Data for Humanists
When you call something data, you imply that it exists in discrete fungible units; that it is computationally tractable; that its meaningful qualities can be enumerated in a finite list; that someone else performing the same operations on the same data will come up with the same results. This is not how humanists think of the material they work with.
Despite discomfort with the term, humanists today engage with data on a regular basis. The data that shapes our professional lives can be defined as "a digital, selectively constructed, machine-actionable abstraction representing some aspects of a given object of humanistic inquiry" . As this definition suggests, the state of our data - and its utility for research - depends on the construction process. For analogue objects, the process begins with digitization. From there, both digitized and born-digital objects need to be curated, structured and/or annotated to facilitate human and computational analysis.
In the digital humanities, there are two basic approaches to working with data.

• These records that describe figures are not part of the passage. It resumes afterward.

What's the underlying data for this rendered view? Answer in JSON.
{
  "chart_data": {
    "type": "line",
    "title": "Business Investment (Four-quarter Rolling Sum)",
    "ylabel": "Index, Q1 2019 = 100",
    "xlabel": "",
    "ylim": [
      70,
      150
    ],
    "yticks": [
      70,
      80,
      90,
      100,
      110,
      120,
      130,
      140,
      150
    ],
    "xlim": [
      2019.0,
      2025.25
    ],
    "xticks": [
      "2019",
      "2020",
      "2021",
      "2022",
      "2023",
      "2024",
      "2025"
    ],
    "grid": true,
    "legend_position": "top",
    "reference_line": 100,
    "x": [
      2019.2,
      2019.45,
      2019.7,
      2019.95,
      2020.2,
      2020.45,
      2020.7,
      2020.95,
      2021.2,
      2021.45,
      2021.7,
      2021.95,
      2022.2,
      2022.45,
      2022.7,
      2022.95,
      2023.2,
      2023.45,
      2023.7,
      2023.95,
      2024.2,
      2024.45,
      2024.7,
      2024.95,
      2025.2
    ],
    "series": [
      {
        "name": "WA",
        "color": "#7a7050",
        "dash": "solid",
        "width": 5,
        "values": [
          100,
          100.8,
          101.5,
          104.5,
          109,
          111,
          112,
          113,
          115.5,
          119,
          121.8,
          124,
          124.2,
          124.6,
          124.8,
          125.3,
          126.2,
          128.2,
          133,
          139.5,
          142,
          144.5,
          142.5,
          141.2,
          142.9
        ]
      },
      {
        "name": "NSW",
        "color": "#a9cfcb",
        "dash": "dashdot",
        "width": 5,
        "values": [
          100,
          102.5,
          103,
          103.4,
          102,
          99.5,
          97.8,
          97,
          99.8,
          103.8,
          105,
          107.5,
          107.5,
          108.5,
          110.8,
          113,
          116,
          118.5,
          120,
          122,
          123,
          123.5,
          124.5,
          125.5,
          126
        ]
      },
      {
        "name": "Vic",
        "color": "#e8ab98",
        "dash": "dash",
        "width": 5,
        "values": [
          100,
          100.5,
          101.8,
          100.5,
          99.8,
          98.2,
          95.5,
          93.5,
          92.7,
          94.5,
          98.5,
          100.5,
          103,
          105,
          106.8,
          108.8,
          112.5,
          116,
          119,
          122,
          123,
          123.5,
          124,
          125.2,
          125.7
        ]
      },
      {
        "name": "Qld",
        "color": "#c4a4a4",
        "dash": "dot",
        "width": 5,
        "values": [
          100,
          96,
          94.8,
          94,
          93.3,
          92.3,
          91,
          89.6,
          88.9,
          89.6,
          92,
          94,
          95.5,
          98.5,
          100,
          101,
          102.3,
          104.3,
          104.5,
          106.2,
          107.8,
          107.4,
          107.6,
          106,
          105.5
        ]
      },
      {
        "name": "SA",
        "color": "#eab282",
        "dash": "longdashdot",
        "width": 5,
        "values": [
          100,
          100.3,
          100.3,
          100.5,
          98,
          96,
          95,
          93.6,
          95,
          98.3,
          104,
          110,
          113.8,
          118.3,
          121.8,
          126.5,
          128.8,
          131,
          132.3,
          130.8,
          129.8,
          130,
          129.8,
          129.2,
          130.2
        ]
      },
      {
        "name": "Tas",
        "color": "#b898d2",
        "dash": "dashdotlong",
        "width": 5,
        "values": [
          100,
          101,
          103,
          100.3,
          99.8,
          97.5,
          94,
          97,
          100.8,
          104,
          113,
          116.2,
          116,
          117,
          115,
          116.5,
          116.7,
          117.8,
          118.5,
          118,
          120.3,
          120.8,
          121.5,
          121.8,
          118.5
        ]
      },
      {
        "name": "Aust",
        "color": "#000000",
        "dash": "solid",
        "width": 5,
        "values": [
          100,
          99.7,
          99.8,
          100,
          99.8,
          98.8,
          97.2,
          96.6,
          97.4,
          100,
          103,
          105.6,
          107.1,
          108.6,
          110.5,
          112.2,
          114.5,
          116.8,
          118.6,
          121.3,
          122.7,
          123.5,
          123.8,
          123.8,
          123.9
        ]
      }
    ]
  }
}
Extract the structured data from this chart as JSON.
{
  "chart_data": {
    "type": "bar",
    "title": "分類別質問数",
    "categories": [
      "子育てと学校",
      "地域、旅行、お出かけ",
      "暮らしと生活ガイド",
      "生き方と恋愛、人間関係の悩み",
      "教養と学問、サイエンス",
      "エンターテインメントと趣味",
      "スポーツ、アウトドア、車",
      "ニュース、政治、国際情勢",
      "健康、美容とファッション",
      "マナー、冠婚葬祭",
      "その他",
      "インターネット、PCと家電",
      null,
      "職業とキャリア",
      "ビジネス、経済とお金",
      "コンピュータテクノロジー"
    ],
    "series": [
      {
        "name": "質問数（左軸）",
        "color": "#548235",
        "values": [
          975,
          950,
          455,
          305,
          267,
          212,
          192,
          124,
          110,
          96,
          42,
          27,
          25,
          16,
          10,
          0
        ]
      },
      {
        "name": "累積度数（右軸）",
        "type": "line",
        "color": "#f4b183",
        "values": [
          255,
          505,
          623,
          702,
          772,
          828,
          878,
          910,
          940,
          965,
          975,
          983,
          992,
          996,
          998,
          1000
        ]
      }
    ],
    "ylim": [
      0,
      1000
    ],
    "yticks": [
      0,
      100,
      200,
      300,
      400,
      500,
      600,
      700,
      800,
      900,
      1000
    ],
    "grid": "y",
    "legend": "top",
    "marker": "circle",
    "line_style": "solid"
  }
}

The first approach is rooted in the field of big data research. Oriented towards the social sciences, big data research in the digital humanities focuses on "large or dense cultural datasets, which call for new processing and interpretation methods" . The second approach focuses on constructing 'small' datasets that critically engage with - and frequently challenge - traditional classification systems, editorial practices, archives, or cannons. Whereas the first approach uses computational methods to perform macro-level analyses, the second uses web-based technologies to publicly redress absences and biases in "how people process and document human cultures and ideas" .
Explore the project websites for selfiecity and The Caribbean Memory Project, which are pictured on the right. In groups, discuss the following questions:
- How do the projects represent, respectively, the big and small data approaches?
- What are the potential opportunities and oversights of each approach?
- How might these approaches converge and/or diverge over time?
Now that we have discussed what data is and how digital humanists engage with it in their scholarship, you will construct and present a dataset of your own. For the purposes of this workshop your dataset will be a collection of digital objects. In subsequent workshops you will engage with texts (Distant Reading) and physical objects (3D Preservation and Presentation) as data. As you go through these workshops, pay attention to common trends as well as the ways in which constructing and presenting data is distinctive for different data types.